Harriet Green snickered. “You mean you got arrested.”

Viola Delling smiled at her complacently, but it was noticed that the plate of cookies got tipped at such an angle that two or three of them slid off to the floor. “I was detained as an important witness.”

“Sure. That’s why detectives came around to all of us asking funny questions about you.”

 … 
this is the Federal Broadcasting System. We wish to thank the Piedmont Tobacco Company, makers of Buckingham cigarettes, for relinquishing their radio time at this hour in order to permit us
 …

Mrs. Orcutt, plump and beaming, had stuffed the rest of her cookie in her mouth in order to pinch Harriet Green’s arm. “Hold your tongue, Harriet. Of course she was arrested, but aren’t you a guest in her home drinking her grape juice? My boy, Val, wasn’t arrested at all. They just kept him in the hospital until this afternoon on account of his head. He’s gone down …”

 … 
will talk to you from his study in the White House in Washington, and in a moment now you will hear him
 …

“S-s-s-sh.” “Here he is.” “Be quiet.” The admonitions were chiefly directed at Mrs. Orcutt, who nodded complacently and reached for another cookie. Viola Delling put the plate down, breathed, “An historic occasion,” and sat.

Citizens of the United States, my friends.

The voice was conversational, pleasant, unforced.
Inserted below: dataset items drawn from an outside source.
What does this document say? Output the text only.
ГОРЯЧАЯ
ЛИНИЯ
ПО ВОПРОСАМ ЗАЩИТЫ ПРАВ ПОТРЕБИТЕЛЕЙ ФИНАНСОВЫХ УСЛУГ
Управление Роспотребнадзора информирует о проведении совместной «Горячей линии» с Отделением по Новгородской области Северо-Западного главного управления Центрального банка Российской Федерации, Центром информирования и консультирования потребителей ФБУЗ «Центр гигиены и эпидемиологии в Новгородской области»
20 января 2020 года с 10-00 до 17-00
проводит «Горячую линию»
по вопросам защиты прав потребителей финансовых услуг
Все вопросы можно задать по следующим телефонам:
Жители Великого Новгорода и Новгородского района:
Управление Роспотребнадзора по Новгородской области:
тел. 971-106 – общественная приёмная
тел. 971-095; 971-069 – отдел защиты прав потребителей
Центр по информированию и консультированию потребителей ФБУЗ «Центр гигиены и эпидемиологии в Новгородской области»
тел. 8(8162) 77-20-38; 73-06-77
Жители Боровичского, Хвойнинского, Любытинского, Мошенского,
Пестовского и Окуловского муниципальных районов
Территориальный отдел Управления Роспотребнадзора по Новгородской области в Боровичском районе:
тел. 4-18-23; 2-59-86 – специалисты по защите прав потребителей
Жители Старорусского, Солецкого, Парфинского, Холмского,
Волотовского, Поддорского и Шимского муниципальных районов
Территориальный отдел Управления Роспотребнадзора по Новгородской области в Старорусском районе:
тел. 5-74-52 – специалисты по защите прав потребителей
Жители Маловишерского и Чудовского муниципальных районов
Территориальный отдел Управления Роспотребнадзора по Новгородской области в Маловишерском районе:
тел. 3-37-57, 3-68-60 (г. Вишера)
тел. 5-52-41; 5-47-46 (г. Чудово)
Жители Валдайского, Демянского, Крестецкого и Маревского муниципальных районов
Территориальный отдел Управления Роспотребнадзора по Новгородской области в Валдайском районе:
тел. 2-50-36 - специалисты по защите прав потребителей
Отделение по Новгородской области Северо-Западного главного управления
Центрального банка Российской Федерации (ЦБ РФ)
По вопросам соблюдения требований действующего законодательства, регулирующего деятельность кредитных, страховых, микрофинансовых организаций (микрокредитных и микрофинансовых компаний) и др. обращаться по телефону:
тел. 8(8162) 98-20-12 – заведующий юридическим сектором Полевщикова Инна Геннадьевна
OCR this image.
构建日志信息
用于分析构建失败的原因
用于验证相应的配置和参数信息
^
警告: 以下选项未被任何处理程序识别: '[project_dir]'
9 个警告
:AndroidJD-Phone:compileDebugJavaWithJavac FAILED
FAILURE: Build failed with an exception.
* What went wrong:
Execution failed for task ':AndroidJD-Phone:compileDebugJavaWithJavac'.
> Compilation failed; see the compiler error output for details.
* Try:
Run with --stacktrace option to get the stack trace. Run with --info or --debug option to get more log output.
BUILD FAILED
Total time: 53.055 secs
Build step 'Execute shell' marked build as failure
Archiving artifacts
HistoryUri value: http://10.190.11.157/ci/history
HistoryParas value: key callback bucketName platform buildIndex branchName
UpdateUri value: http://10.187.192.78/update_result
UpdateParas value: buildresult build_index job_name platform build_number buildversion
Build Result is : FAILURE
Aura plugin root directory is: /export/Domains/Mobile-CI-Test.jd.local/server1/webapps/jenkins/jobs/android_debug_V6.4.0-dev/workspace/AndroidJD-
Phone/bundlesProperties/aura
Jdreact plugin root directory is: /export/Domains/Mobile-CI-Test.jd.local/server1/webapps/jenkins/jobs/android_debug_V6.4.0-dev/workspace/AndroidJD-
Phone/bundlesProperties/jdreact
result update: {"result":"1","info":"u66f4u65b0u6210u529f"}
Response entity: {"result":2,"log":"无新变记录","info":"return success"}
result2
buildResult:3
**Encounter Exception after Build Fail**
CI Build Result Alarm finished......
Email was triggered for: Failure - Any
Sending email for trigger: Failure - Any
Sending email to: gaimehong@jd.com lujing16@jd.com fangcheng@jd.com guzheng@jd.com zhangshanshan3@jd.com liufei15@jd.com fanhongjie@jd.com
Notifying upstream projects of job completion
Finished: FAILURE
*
Marion Vawter coughed and everyone glared at her.

I hope you will not think that I take advantage too frequently of the opportunity which this modern invention, the radio, offers for talking to you. I know that you all have your own personal affairs and problems pressing upon you, and that I am one among many public servants whom you hire to
manage the routine and direct the policies of your government. As the executive head of that government, I try constantly not only to exert my own powers and abilities in what I conceive to be its best interests, but also to lead it in the direction of your own conceptions of right and justice. So long as you know pretty well what I am trying to do, and I know pretty well what you think of it, it will work all right that way; but it sometimes happens that complications develop which fill me with an uneasy conviction that we no longer perfectly understand each other, and I need to make sure that my intentions and purposes are clear in your minds, so that you may in turn inform me and others of your public servants of your opinions in the matter. The radio offers the simplest and quickest means to that end.

I wish to talk to you this evening about war. Most of the great nations, of Europe and Asia, who are linked with us and our sister countries in this hemisphere in the complexities of what we call modern civilization, have been engaged for more than a year in a fierce and cruel and deadly conflict. Even if it were proper for me to do so, I could not comment intelligently on the problems of right and wrong, the questions of aggression and defense, which the conflict has raised: or, if I might manage a sensible comment, I certainly could not furnish an intelligent decision. I cannot answer the query, who started the war and who is responsible for it? It is sure only that they are fighting.

There was a crash, and a gasp of dismay. Mrs. Orcutt, nodding, had dropped her glass half full of grape juice. She exclaimed, “Oh, I
beg
your pardon. I …”

“S-s-s-s-s-sh.” She subsided, muttering.

That is the fact. They are fighting, and the vibrations from that gigantic collision are shaking the world—our world too, for part of it is ours. We are part of the structure, political and economic, to which the impulse has been applied, and inevitably we feel it. Wherever on the surface of the earth cannon shots are fired and bombs are dropped from airplanes, something owned by an American citizen will be destroyed; wherever a ship is sunk American property will be engulfed; wherever a government crumbles and falls American investments are endangered.